South Korea Tax Shortfall Poses Fiscal Cliff Risk, Adviser SaysSangwon Yoon and Cynthia Kim
South Korea may face a 12 trillion won ($10.8 billion) tax revenue shortfall this year as economic growth slows, and the government may need to issue bonds to avoid its own fiscal cliff, a presidential adviser said.
“If the revenue shortfall is left unaddressed, we may see a Korean version of the fiscal cliff in the second half of this year,” South Korea’s chief presidential economy adviser Cho Won Dong said today in Seoul. The government must issue bonds to afford the planned expenditures and avoid the kind of “mandatory budget cuts that the U.S. economy is now suffering from,” he said. Cho didn’t give the value of bonds to be sold.
The government yesterday lowered its 2013 growth outlook to 2.3 percent from 3 percent and said it will introduce a stimulus package next month to boost an economy grappling with a strong won that’s harming exports. Political opposition is mounting against President Park Geun Hye’s pledge to fund the stimulus without levying new taxes.
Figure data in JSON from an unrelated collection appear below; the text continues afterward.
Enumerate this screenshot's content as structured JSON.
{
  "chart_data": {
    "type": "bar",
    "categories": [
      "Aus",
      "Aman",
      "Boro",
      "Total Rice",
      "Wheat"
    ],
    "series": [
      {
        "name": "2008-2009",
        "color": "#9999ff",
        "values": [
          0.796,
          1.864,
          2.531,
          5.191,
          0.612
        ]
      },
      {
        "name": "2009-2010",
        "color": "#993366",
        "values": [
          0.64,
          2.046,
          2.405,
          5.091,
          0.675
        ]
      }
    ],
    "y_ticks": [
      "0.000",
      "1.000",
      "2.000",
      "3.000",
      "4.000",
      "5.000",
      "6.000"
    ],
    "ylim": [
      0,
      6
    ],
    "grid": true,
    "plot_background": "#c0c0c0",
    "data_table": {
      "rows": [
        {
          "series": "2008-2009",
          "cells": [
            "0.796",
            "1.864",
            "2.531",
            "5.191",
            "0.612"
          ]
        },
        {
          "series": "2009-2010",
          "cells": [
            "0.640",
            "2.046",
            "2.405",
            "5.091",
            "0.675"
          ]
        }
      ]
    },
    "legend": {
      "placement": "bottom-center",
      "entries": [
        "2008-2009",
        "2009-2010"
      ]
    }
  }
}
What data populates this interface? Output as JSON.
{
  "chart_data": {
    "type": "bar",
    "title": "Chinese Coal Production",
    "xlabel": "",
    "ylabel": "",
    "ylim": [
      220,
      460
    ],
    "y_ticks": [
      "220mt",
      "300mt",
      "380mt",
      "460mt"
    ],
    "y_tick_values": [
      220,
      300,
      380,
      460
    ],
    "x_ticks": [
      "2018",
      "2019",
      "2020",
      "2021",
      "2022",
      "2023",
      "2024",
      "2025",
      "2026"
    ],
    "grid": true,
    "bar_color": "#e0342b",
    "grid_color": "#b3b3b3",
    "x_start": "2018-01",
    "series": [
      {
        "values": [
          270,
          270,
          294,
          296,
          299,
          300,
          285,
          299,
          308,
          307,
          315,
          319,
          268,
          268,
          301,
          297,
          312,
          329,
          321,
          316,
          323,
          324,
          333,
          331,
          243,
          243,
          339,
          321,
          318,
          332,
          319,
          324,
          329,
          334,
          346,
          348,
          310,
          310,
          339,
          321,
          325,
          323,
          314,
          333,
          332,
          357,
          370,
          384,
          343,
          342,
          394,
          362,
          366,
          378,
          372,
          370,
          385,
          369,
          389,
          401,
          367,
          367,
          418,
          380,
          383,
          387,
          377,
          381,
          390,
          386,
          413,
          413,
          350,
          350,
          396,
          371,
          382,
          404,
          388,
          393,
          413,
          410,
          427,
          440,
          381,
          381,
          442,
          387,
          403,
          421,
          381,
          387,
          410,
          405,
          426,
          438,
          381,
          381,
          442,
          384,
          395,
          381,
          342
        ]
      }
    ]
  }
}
“The government may be overestimating the downside risk by cutting the growth projection to 2.3 percent while emphasizing worries of a tax shortfall, which would help justify a stimulus,” Kwon Young Sun, a Nomura International Ltd. economist said by phone today.
Slower growth wasn’t reflected in the national tax revenue projections and the government’s approved budget for 2013, Cho said. Details on the size of the stimulus plan will be announced after discussions with the legislature, he said.
The government is pushing for more than 60 percent of this year’s 342 trillion won budget to be spent in the first half. That’s not enough to overcome the present fiscal and economic challenges, Cho said.
Park’s economic growth reduction was a “gimmick” to build public support around the need for a stimulus, the main opposition Democratic United Party said today in an e-mailed statement. While issuing bonds may be inevitable to finance a stimulus, takes must also be raised on big businesses and high-income earners to safeguard fiscal soundness, the DUP said.
Park’s planned supplementary budget requires approval from the 300-seat National Assembly. President Park’s ruling New Frontier Party holds a majority with 152 seats over the DUP’s 127 lawmakers.
The government’s lower economic forecast and warnings of revenue shortfall may add pressure on the central bank to lower the benchmark interest rate, Nomura’s Kwon said. The Bank of Korea kept the seven-day repurchase rate unchanged at 2.75 percent on March 14. It last lowered rates in October.
“We maintain our call that the BOK will keep rates unchanged at 2.75 percent through 2013 as it seeks a balance between the benefits and cost of further monetary easing,” Kwon said. “Still, there’s possibility of a forced rate cut in this climate, with the pressure from the government.”